Cuando las electores dan la razón a los que mandan, es un triunfo de la democracia, como ocurrió el domingo en España en que los ignorantes ciudadanos no se dejaron arrastrar por Podemos; y cuando actúan contra sus deseos, hay que cambiar el sistema porque estas cosas no se pueden repetir. No hay duda que la democracia es un sistema imperfecto, susceptible de ser mejorado y más las democracias en que vivimos a las que hace años que se les viene aspirando el alma. Pero sin el reconocimiento de la palabra de los ciudadanos y sin mecanismos que garanticen el control de los abusos de poder, la democracia no existe. Y estas dos condiciones para algunos son prescindibles si los ciudadanos insisten en llevarles la contraria.
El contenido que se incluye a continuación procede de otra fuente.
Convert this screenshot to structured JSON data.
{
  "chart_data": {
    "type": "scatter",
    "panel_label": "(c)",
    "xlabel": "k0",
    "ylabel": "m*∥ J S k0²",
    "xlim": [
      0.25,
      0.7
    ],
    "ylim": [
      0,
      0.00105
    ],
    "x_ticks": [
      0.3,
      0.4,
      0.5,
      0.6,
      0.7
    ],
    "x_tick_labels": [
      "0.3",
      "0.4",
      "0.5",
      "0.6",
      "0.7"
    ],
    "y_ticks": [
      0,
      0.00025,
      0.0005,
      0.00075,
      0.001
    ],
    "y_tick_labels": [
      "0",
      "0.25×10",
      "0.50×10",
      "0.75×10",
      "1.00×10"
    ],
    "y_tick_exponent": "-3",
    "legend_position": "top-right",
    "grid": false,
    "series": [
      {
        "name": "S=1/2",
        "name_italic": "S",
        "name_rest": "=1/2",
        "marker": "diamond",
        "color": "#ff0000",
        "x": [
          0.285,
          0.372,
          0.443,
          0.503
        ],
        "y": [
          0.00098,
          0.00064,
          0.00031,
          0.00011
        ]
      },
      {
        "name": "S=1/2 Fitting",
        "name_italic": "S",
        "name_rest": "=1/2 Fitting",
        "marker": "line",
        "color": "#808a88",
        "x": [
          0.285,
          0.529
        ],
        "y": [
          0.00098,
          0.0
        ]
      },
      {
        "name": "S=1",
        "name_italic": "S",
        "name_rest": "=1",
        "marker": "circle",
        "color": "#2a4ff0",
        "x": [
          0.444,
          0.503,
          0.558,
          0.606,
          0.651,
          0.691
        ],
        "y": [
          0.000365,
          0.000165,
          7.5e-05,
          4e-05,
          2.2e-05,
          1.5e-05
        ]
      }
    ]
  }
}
Claro que se equivocan los ciudadanos, como todos. Para mí, la semana pasada se equivocaron dos veces: el jueves 23 en el Reino Unido y el domingo 26 en España. Es el riesgo democrático. Por eso la cuestión es qué se está haciendo mal para que a una gran parte los británicos les entre un ataque de patriotismo melancólico y un número no menor de españoles no tenga ningún reparo en votar a un partido al que le sale la corrupción por las orejas y que ha fracturado la sociedad hasta niveles desconocidos. Estas son las preguntas que se tiene que formular la izquierda si quiere salir de su marasmo. Y si tarda demasiado el juego se habrá terminado: ya sólo mandarán los expertos.